No, it’s not better. Why ought our American troopers have to hang their heads in shame for performin a tough, thankless job that few among us would be willing do at all and none would be able to perform as well?  It’s past time that these brave men and women of all services – primarily Army and Navy, but Marines, Coast Guard, and Air Force pull a share too – are able to receive the praise, admiration, pride, and gratitude that the country owes them for their effort.

Understand this cold fact: Guantanamo and its population of approximately 430 detainees from more than 25 countries is a combat front in the War for the Free World. While critics complain that America has no human intelligence sources inside the terror groups the single greatest collection of HUMINT sources are confined behind the wire at Camp Delta and surrounding camps.

Never in human history have enemy combatants been kept in conditions of safe, humane care and custody as are found here. Detainees receive quality of food, medical treatment, legal assistance, and due process better than they have ever been exposed to in their terrorist lives. They not tortured or abused, but are treated with far more kindness than any prisoner who has ever been unfortunate enough to be in their cruel clutches.

But still our gallant troopers are maligned, slandered, insulted, and spit upon. And not only by the terrorists here, but also – shamefully – by many of those at home.

Let’s turn this sad situation around. If the detainees are going to receive 16,000 pieces of holiday mail from misguided Americans let’s make sure that our troops get ten times that from loyal, patriotic Americans!

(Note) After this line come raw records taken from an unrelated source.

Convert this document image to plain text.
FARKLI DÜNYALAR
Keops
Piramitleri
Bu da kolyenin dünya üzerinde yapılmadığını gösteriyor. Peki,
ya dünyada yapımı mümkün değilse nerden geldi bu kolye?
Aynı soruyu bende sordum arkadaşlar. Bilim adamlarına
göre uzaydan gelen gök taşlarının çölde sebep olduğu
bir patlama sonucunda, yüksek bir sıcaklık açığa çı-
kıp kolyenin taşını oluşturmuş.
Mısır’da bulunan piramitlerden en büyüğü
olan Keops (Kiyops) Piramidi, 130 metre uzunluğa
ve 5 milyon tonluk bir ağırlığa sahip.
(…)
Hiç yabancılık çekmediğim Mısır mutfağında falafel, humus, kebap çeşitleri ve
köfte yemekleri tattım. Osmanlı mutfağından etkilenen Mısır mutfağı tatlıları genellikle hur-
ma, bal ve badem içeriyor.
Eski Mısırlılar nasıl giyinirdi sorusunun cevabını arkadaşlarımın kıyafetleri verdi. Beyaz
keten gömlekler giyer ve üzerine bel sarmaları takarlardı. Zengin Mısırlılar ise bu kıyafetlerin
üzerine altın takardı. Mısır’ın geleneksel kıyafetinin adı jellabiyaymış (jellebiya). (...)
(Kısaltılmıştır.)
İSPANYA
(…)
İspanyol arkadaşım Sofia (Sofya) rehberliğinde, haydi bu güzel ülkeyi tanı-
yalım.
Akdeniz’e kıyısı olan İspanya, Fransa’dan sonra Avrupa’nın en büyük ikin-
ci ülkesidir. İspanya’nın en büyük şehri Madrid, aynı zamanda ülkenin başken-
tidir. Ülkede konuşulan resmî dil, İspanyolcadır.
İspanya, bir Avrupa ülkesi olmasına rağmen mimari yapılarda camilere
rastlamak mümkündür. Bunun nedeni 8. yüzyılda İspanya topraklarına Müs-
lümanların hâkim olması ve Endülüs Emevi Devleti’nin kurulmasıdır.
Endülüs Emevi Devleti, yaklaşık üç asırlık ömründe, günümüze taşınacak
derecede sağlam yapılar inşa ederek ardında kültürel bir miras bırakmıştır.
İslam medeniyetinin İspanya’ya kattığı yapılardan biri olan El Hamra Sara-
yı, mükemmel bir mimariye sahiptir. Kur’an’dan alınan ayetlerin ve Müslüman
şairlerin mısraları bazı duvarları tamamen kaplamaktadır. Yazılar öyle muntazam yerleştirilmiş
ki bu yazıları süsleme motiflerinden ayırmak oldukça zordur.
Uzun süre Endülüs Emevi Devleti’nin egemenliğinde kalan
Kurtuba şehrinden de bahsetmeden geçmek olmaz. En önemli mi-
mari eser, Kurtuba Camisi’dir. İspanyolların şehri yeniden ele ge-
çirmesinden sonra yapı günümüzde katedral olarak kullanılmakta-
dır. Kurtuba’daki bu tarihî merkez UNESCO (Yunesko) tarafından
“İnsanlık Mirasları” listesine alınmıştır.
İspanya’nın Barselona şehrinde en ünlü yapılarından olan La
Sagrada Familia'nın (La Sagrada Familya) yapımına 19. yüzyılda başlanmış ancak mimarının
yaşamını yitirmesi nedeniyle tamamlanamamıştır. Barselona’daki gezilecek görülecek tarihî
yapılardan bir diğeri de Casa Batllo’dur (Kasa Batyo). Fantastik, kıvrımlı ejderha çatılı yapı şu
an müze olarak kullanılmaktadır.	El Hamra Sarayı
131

America, you’ve been asking to do something positive in this war and here is an easy opportunity to do something to make the lonely holiday season bright for our men and women in Guantanamo.

You can send cards, letters, or gifts if you choose to "Any Trooper," c/o COL Wade Dennis, JTF GTMO, APO AE 09360. Please do your part this Christmas season to brighten the day of a trooper assigned to Guantanamo. We need to show these great troopers that that real Americans appreciate them!